UGBS PhD Programmes Unit Organises Capacity-Building Seminar on Literature Review and Research Gap Identification

UGBS PhD Programmes Unit Organises Capacity-Building Seminar on Literature Review and Research Gap Identification

The PhD Programmes Unit of the University of Ghana Business School (UGBS) organised a two-day capacity-building seminar for doctoral students aimed at strengthening their research and academic writing skills. The virtual sessions were held from 18th to 19th March 2026, and featured Dr. Micheal Appiah, Senior Research Fellow at the International Laboratory of Intangible-Driven Economy, HSE University, Perm, Russia, as the guest lecturer. The seminar focused on the theme, “Literature Review in Doctoral Research: Foundations, Structures, and Research Gap.”

The first day of the seminar focused on developing a strong literature review. Dr. Appiah explained the importance of critical engagement in doctoral research, noting that unlike master’s-level studies, PhD work requires critique and consistent reading of scholarly materials. He emphasised that reading research articles is a skill that must be intentionally developed. He explained that literature reviews can be organised in several ways depending on the research objective. These include thematic organisation, theoretical organisation, methodological organisation, chronological organisation, and organisation by debate or problem. He advised participants to adopt the structure that best addresses their research problem rather than the one that is easiest to write. The session also outlined what examiners typically expect from a literature review, including clear scope and boundaries, strong command of key literature, logical organisation, critical engagement beyond description, synthesis across studies, and clear linkage to the research problem. 

Dr. Appiah also guided participants on how to read research articles effectively, encouraging them to pay particular attention to the introduction section and to follow general reading rules aimed at identifying relevant information for their studies. He further discussed theoretical reviews, the differences between theory and concepts, and the characteristics of weak and strong paragraphs in academic writing. Highlighting the core functions of a literature review, he noted that it should define the topic and key concepts, establish the theoretical foundation, review empirical evidence, outline methodological approaches used in prior studies, identify what is settled and unsettled in the field, and provide a clear rationale for the present study. He emphasised that any section that does not perform one of these functions may require revision. Dr. Appiah further distinguished between summary, synthesis, and critique, urging participants to move beyond descriptive writing to critical and integrative analysis.

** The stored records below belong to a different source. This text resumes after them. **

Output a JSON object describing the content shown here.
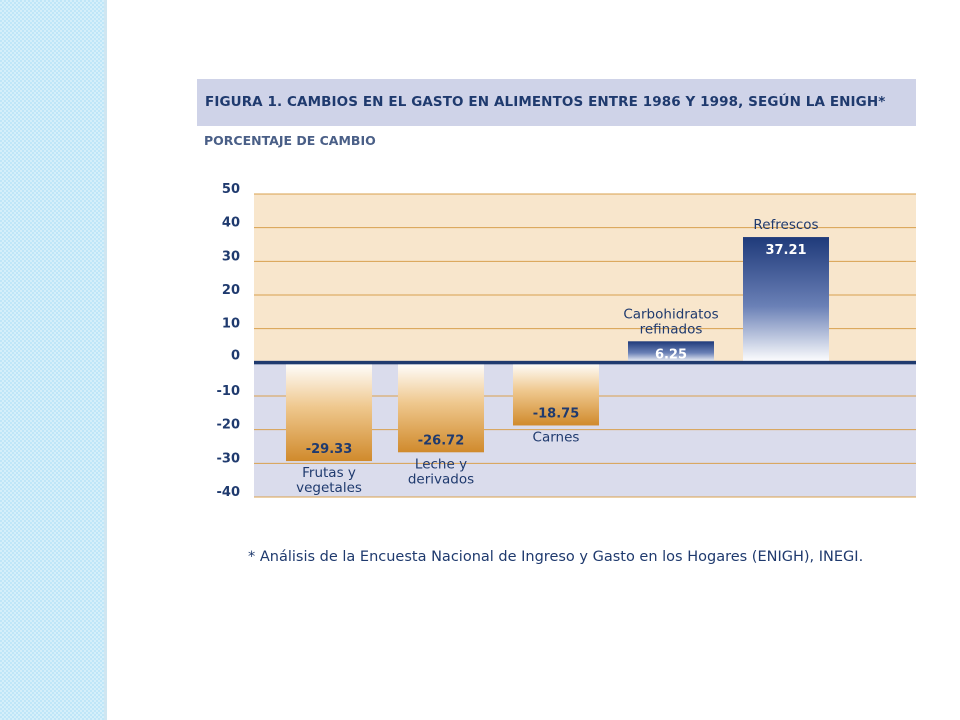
{
  "figure": {
    "title": "FIGURA 1. CAMBIOS EN EL GASTO EN ALIMENTOS ENTRE 1986 Y 1998, SEGÚN LA ENIGH*",
    "subtitle": "PORCENTAJE DE CAMBIO",
    "footnote": "* Análisis de la Encuesta Nacional de Ingreso y Gasto en los Hogares (ENIGH), INEGI."
  },
  "colors": {
    "positive_region": "#f8e6cc",
    "negative_region": "#dadcec",
    "grid_line": "#d9a04e",
    "zero_line": "#1f3a6e",
    "positive_bar_top": "#1f3a7a",
    "negative_bar_bottom": "#d08a2c",
    "label_text": "#1f3a6e"
  },
  "chart_data": {
    "type": "bar",
    "categories": [
      "Frutas y vegetales",
      "Leche y derivados",
      "Carnes",
      "Carbohidratos refinados",
      "Refrescos"
    ],
    "category_label_lines": [
      [
        "Frutas y",
        "vegetales"
      ],
      [
        "Leche y",
        "derivados"
      ],
      [
        "Carnes"
      ],
      [
        "Carbohidratos",
        "refinados"
      ],
      [
        "Refrescos"
      ]
    ],
    "values": [
      -29.33,
      -26.72,
      -18.75,
      6.25,
      37.21
    ],
    "value_labels": [
      "-29.33",
      "-26.72",
      "-18.75",
      "6.25",
      "37.21"
    ],
    "ylim": [
      -40,
      50
    ],
    "yticks": [
      50,
      40,
      30,
      20,
      10,
      0,
      -10,
      -20,
      -30,
      -40
    ],
    "ylabel": "PORCENTAJE DE CAMBIO",
    "grid": true
  }
}
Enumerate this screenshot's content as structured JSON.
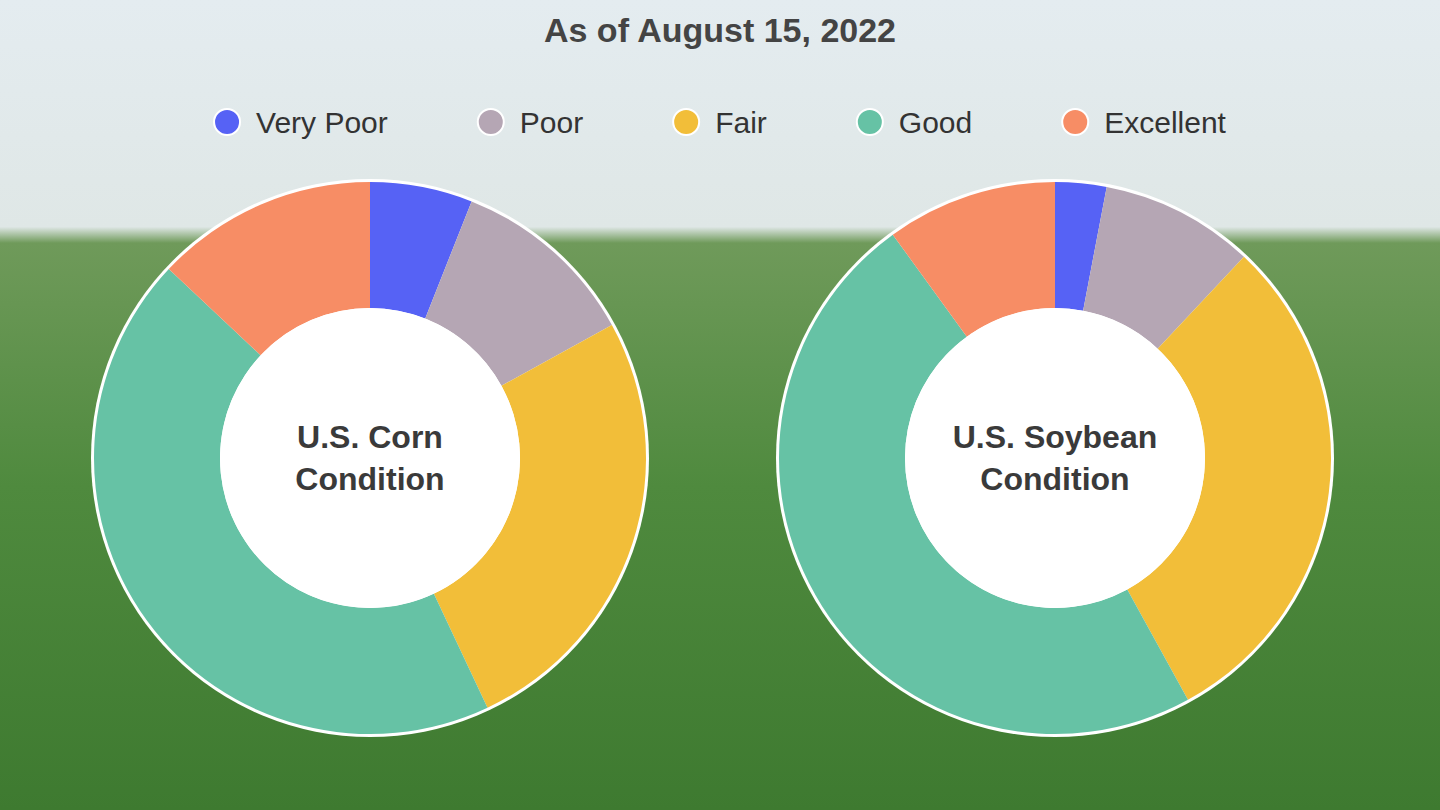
{
  "title": "As of August 15, 2022",
  "chart_data": [
    {
      "type": "pie",
      "title": "U.S. Corn Condition",
      "categories": [
        "Very Poor",
        "Poor",
        "Fair",
        "Good",
        "Excellent"
      ],
      "values": [
        6,
        11,
        26,
        44,
        13
      ],
      "colors": [
        "#5662f5",
        "#b5a6b4",
        "#f2be39",
        "#66c2a5",
        "#f78d65"
      ],
      "legend": "top"
    },
    {
      "type": "pie",
      "title": "U.S. Soybean Condition",
      "categories": [
        "Very Poor",
        "Poor",
        "Fair",
        "Good",
        "Excellent"
      ],
      "values": [
        3,
        9,
        30,
        48,
        10
      ],
      "colors": [
        "#5662f5",
        "#b5a6b4",
        "#f2be39",
        "#66c2a5",
        "#f78d65"
      ],
      "legend": "top"
    }
  ]
}
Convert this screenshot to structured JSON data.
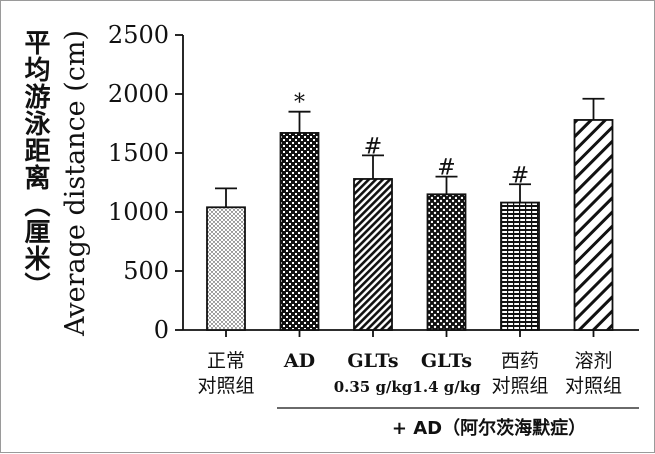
{
  "chart_data": {
    "type": "bar",
    "ylabel_cn": "平均游泳距离（厘米）",
    "ylabel_en": "Average distance (cm)",
    "ylim": [
      0,
      2500
    ],
    "yticks": [
      0,
      500,
      1000,
      1500,
      2000,
      2500
    ],
    "categories": [
      {
        "line1": "正常",
        "line2": "对照组",
        "bold": false,
        "latin": false
      },
      {
        "line1": "AD",
        "line2": "",
        "bold": true,
        "latin": true
      },
      {
        "line1": "GLTs",
        "line2": "0.35 g/kg",
        "bold": true,
        "latin": true
      },
      {
        "line1": "GLTs",
        "line2": "1.4 g/kg",
        "bold": true,
        "latin": true
      },
      {
        "line1": "西药",
        "line2": "对照组",
        "bold": false,
        "latin": false
      },
      {
        "line1": "溶剂",
        "line2": "对照组",
        "bold": false,
        "latin": false
      }
    ],
    "values": [
      1040,
      1670,
      1280,
      1150,
      1080,
      1780
    ],
    "errors": [
      160,
      180,
      200,
      150,
      155,
      180
    ],
    "annotations": [
      "",
      "*",
      "#",
      "#",
      "#",
      ""
    ],
    "patterns": [
      "dots",
      "checker",
      "diagonal-down",
      "hearts",
      "horizontal-lines",
      "diagonal-up"
    ],
    "group_label": "+ AD（阿尔茨海默症）"
  }
}
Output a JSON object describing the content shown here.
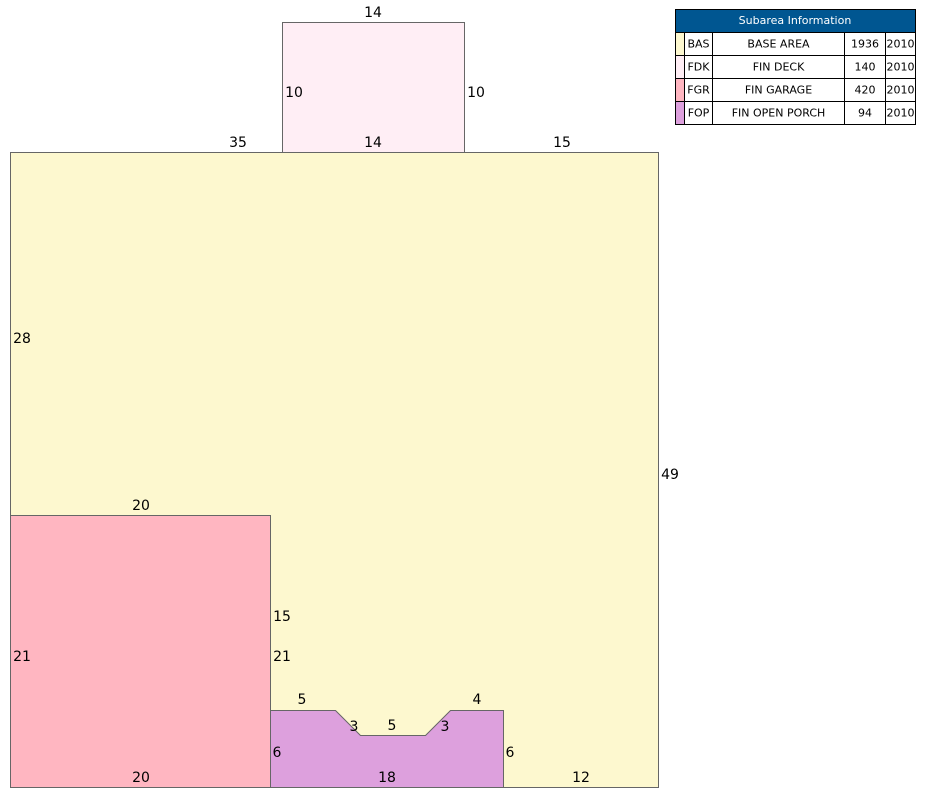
{
  "table": {
    "title": "Subarea Information",
    "rows": [
      [
        "BAS",
        "BASE AREA",
        1936,
        2010
      ],
      [
        "FDK",
        "FIN DECK",
        140,
        2010
      ],
      [
        "FGR",
        "FIN GARAGE",
        420,
        2010
      ],
      [
        "FOP",
        "FIN OPEN PORCH",
        94,
        2010
      ]
    ]
  },
  "labels": [
    14,
    10,
    10,
    35,
    14,
    15,
    28,
    49,
    20,
    15,
    21,
    21,
    5,
    4,
    3,
    5,
    3,
    6,
    6,
    20,
    18,
    12
  ]
}
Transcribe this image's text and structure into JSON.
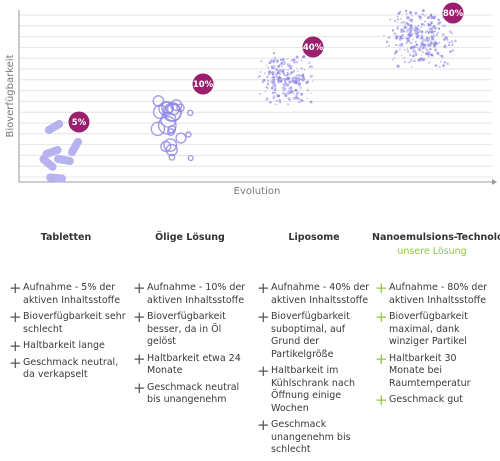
{
  "chart_data": {
    "type": "scatter",
    "xlabel": "Evolution",
    "ylabel": "Bioverfügbarkeit",
    "grid": true,
    "categories": [
      "Tabletten",
      "Ölige Lösung",
      "Liposome",
      "Nanoemulsions-Technologie"
    ],
    "values": [
      5,
      10,
      40,
      80
    ],
    "labels": [
      "5%",
      "10%",
      "40%",
      "80%"
    ]
  },
  "colors": {
    "badge": "#9b1f6e",
    "particle": "#b7b2f0",
    "particle_dark": "#8c84e4",
    "plus_default": "#555555",
    "plus_highlight": "#8dc63f"
  },
  "columns": [
    {
      "title": "Tabletten",
      "subtitle": "",
      "highlight": false,
      "items": [
        "Aufnahme - 5% der aktiven Inhaltsstoffe",
        "Bioverfügbarkeit sehr schlecht",
        "Haltbarkeit lange",
        "Geschmack neutral, da verkapselt"
      ]
    },
    {
      "title": "Ölige Lösung",
      "subtitle": "",
      "highlight": false,
      "items": [
        "Aufnahme - 10% der aktiven Inhaltsstoffe",
        "Bioverfügbarkeit besser, da in Öl gelöst",
        "Haltbarkeit etwa 24 Monate",
        "Geschmack neutral bis unangenehm"
      ]
    },
    {
      "title": "Liposome",
      "subtitle": "",
      "highlight": false,
      "items": [
        "Aufnahme - 40% der aktiven Inhaltsstoffe",
        "Bioverfügbarkeit suboptimal, auf Grund der Partikelgröße",
        "Haltbarkeit im Kühlschrank nach Öffnung einige Wochen",
        "Geschmack unangenehm bis schlecht"
      ]
    },
    {
      "title": "Nanoemulsions-Technologie",
      "subtitle": "unsere Lösung",
      "highlight": true,
      "items": [
        "Aufnahme - 80% der aktiven Inhaltsstoffe",
        "Bioverfügbarkeit maximal, dank winziger Partikel",
        "Haltbarkeit 30 Monate bei Raumtemperatur",
        "Geschmack gut"
      ]
    }
  ]
}
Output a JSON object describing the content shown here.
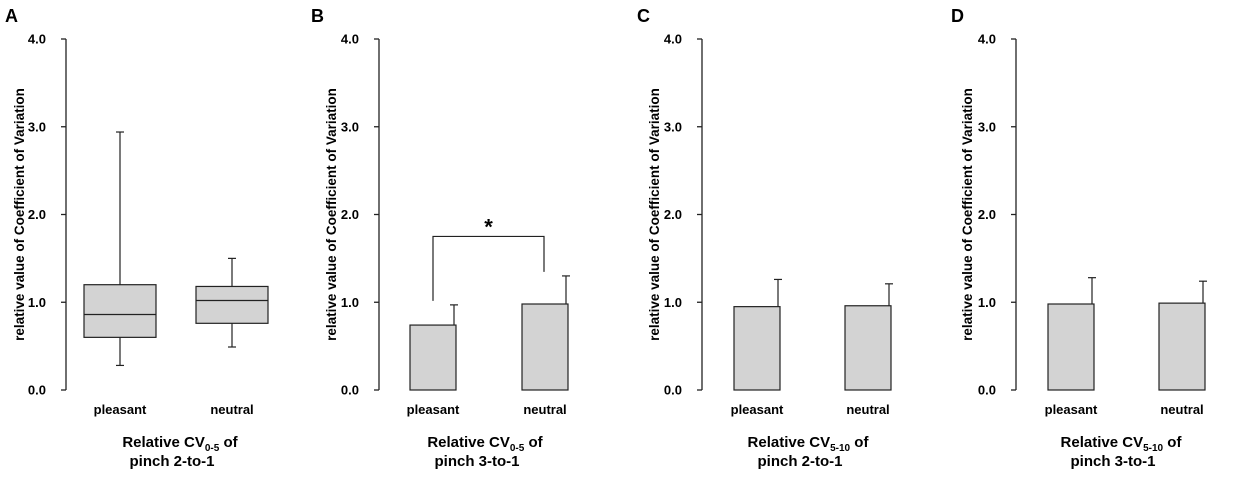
{
  "chart_data": [
    {
      "panel": "A",
      "type": "box",
      "ylabel": "relative value of Coefficient of Variation",
      "ylim": [
        0,
        4
      ],
      "yticks": [
        "0.0",
        "1.0",
        "2.0",
        "3.0",
        "4.0"
      ],
      "categories": [
        "pleasant",
        "neutral"
      ],
      "boxes": [
        {
          "min": 0.28,
          "q1": 0.6,
          "median": 0.86,
          "q3": 1.2,
          "max": 2.94
        },
        {
          "min": 0.49,
          "q1": 0.76,
          "median": 1.02,
          "q3": 1.18,
          "max": 1.5
        }
      ],
      "xlabel_line1": "Relative CV",
      "xlabel_sub": "0-5",
      "xlabel_after": " of",
      "xlabel_line2": "pinch 2-to-1"
    },
    {
      "panel": "B",
      "type": "bar",
      "ylabel": "relative value of Coefficient of Variation",
      "ylim": [
        0,
        4
      ],
      "yticks": [
        "0.0",
        "1.0",
        "2.0",
        "3.0",
        "4.0"
      ],
      "categories": [
        "pleasant",
        "neutral"
      ],
      "values": [
        0.74,
        0.98
      ],
      "errors": [
        0.23,
        0.32
      ],
      "significance": {
        "label": "*",
        "bracket_y": 1.75
      },
      "xlabel_line1": "Relative CV",
      "xlabel_sub": "0-5",
      "xlabel_after": " of",
      "xlabel_line2": "pinch 3-to-1"
    },
    {
      "panel": "C",
      "type": "bar",
      "ylabel": "relative value of Coefficient of Variation",
      "ylim": [
        0,
        4
      ],
      "yticks": [
        "0.0",
        "1.0",
        "2.0",
        "3.0",
        "4.0"
      ],
      "categories": [
        "pleasant",
        "neutral"
      ],
      "values": [
        0.95,
        0.96
      ],
      "errors": [
        0.31,
        0.25
      ],
      "xlabel_line1": "Relative CV",
      "xlabel_sub": "5-10",
      "xlabel_after": " of",
      "xlabel_line2": "pinch 2-to-1"
    },
    {
      "panel": "D",
      "type": "bar",
      "ylabel": "relative value of Coefficient of Variation",
      "ylim": [
        0,
        4
      ],
      "yticks": [
        "0.0",
        "1.0",
        "2.0",
        "3.0",
        "4.0"
      ],
      "categories": [
        "pleasant",
        "neutral"
      ],
      "values": [
        0.98,
        0.99
      ],
      "errors": [
        0.3,
        0.25
      ],
      "xlabel_line1": "Relative CV",
      "xlabel_sub": "5-10",
      "xlabel_after": " of",
      "xlabel_line2": "pinch 3-to-1"
    }
  ],
  "colors": {
    "fill": "#d3d3d3",
    "stroke": "#222222"
  }
}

The second day of the seminar focused on improving doctoral writing and identifying meaningful research gaps. Dr. Appiah emphasised the importance of publishing, noting that doctoral candidates must contribute to scholarly discourse to remain active in the research community. He encouraged participants to consistently engage with high-quality academic sources and stressed that novelty in research must be accompanied by clear justification of its relevance. According to him, a research gap is not simply an area with few studies but rather an unresolved issue, weakness, limitation, inconsistency, or omission that has theoretical, empirical, methodological, or practical significance. He stressed that a meaningful research gap must be important and credible, not merely an empty space in the literature. He ALSO highlighted weak gap claims and explained that it often fails to demonstrate why the absence matters, do not clearly show contribution, and do not connect to theory, evidence, or methodology. He emphasised that doctoral research must justify significance, not just novelty. 

To help participants identify meaningful gaps, he presented a five-step approach: mapping major themes in the literature, identifying what is well established, locating recurring limitations and omissions, determining the most important unresolved issue, and demonstrating how the study addresses that issue. He advised that research gaps should emerge from synthesising multiple studies rather than relying solely on suggestions for future research from individual papers. He further explained how literature reviews should logically lead to the research problem, study objective, research question, theoretical lens, and methodological choice. He emphasised that literature synthesis should guide the progression from identifying unresolved issues to formulating a clear research problem and objectives. To illustrate practical application, Dr. Appiah used examples from his recent research paper titled “ESG Buffer: How Environmental, Social, and Governance Readiness Moderates the Impact of Climate Vulnerability on Financial Development in BRICS Economies,” to demonstrate how research gaps can be identified and translated into research questions and hypotheses.